While market volatility remains so high it leaves many trading desks speechless by “brutal” if obvious unwinds, and both institutional and retail traders clueless and at best hoping to ride the momentum wave in any direction before it violently reverses, one person who is a steadfast seller into any and every rally is BofA’s chief investment strategist Michael Hartnett who in a note titled “Fed, dollar & the end of splendid isolation” explains just why with one simple chart, and further notes that he will continue to sell “at least until a coordinated and aggressive global policy response” emerges.
NIRP in Eurozone and Japan crushing bank stocks (Quantitative Failure); Fed now admits dollar appreciation could have “significant consequences” for the economy; and thus weaker US non-manufacturing data signals end of US “splendid isolation” and unwind of trades based on “higher US growth/rates” (US dollar & FANG the last of the dominoes to drop).

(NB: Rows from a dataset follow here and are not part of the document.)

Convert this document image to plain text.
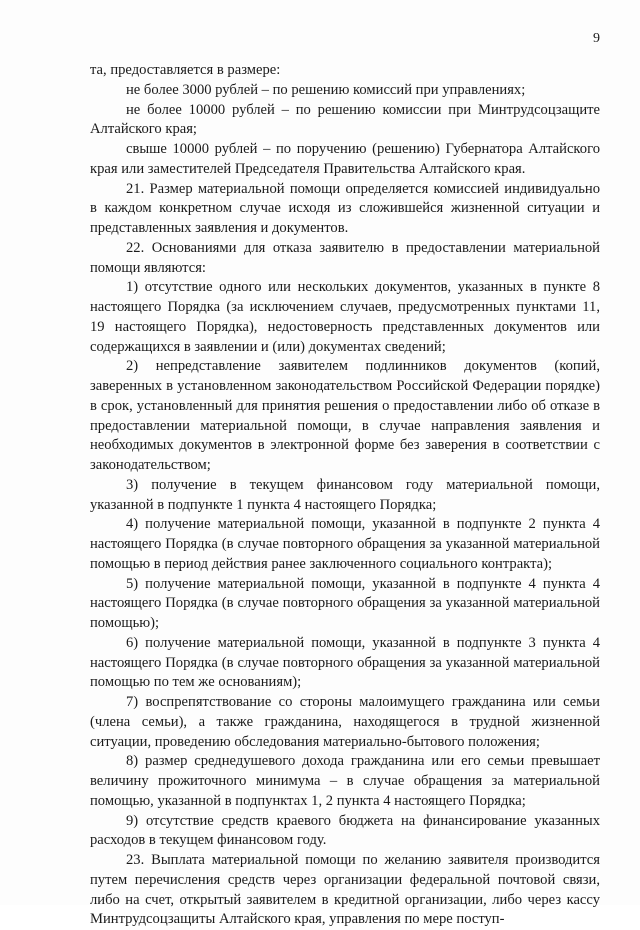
9

та, предоставляется в размере:

не более 3000 рублей – по решению комиссий при управлениях;

не более 10000 рублей – по решению комиссии при Минтрудсоцзащите Алтайского края;

свыше 10000 рублей – по поручению (решению) Губернатора Алтайского края или заместителей Председателя Правительства Алтайского края.

21. Размер материальной помощи определяется комиссией индивидуально в каждом конкретном случае исходя из сложившейся жизненной ситуации и представленных заявления и документов.

22. Основаниями для отказа заявителю в предоставлении материальной помощи являются:

1) отсутствие одного или нескольких документов, указанных в пункте 8 настоящего Порядка (за исключением случаев, предусмотренных пунктами 11, 19 настоящего Порядка), недостоверность представленных документов или содержащихся в заявлении и (или) документах сведений;

2) непредставление заявителем подлинников документов (копий, заверенных в установленном законодательством Российской Федерации порядке) в срок, установленный для принятия решения о предоставлении либо об отказе в предоставлении материальной помощи, в случае направления заявления и необходимых документов в электронной форме без заверения в соответствии с законодательством;

3) получение в текущем финансовом году материальной помощи, указанной в подпункте 1 пункта 4 настоящего Порядка;

4) получение материальной помощи, указанной в подпункте 2 пункта 4 настоящего Порядка (в случае повторного обращения за указанной материальной помощью в период действия ранее заключенного социального контракта);

5) получение материальной помощи, указанной в подпункте 4 пункта 4 настоящего Порядка (в случае повторного обращения за указанной материальной помощью);

6) получение материальной помощи, указанной в подпункте 3 пункта 4 настоящего Порядка (в случае повторного обращения за указанной материальной помощью по тем же основаниям);

7) воспрепятствование со стороны малоимущего гражданина или семьи (члена семьи), а также гражданина, находящегося в трудной жизненной ситуации, проведению обследования материально-бытового положения;

8) размер среднедушевого дохода гражданина или его семьи превышает величину прожиточного минимума – в случае обращения за материальной помощью, указанной в подпунктах 1, 2 пункта 4 настоящего Порядка;

9) отсутствие средств краевого бюджета на финансирование указанных расходов в текущем финансовом году.

23. Выплата материальной помощи по желанию заявителя производится путем перечисления средств через организации федеральной почтовой связи, либо на счет, открытый заявителем в кредитной организации, либо через кассу Минтрудсоцзащиты Алтайского края, управления по мере поступ-
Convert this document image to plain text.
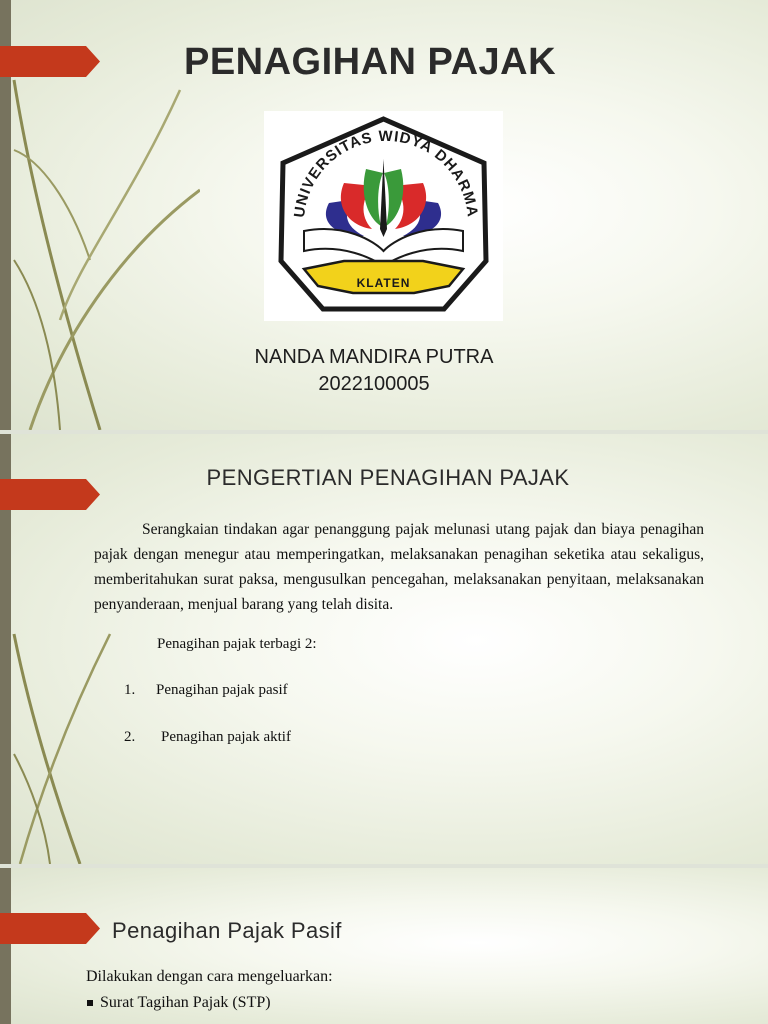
PENAGIHAN PAJAK
UNIVERSITAS WIDYA DHARMA
KLATEN
NANDA MANDIRA PUTRA
2022100005
PENGERTIAN PENAGIHAN PAJAK

Serangkaian tindakan agar penanggung pajak melunasi utang pajak dan biaya penagihan pajak dengan menegur atau memperingatkan, melaksanakan penagihan seketika atau sekaligus, memberitahukan surat paksa, mengusulkan pencegahan, melaksanakan penyitaan, melaksanakan penyanderaan, menjual barang yang telah disita.

Penagihan pajak terbagi 2:
1. Penagihan pajak pasif
2. Penagihan pajak aktif
Penagihan Pajak Pasif
Dilakukan dengan cara mengeluarkan:
Surat Tagihan Pajak (STP)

US dollar-reversal sparking bear market rally in humiliated EM/commodities/resources; note even retail sales in HK down 8.5% YoY; should China FX reserves beat expectations on Sunday, we think a tactical rally is likely to be vicious.
We remain sellers into strength in coming weeks/months of risk assets at least until a coordinated and aggressive global policy response (e.g. Shanghai Accord) begins to reverse the deterioration in global profit expectations (currently heading sharply south – Chart 1) and credit conditions.
And so we are back to square one, where global economic growth is so weak that the Fed’s relent is back in play, corporate earnings are collapsing, where 30% of global GDP is now produced in “NIRP” nations, and where more than half the global markets remain mired in a bear market, that the only thing that can “save us” is precisely the same thing that has brought us here: coordinated, global central bank intervention.
We eagerly await to see just how the Fed’s “renormalization” plan works out.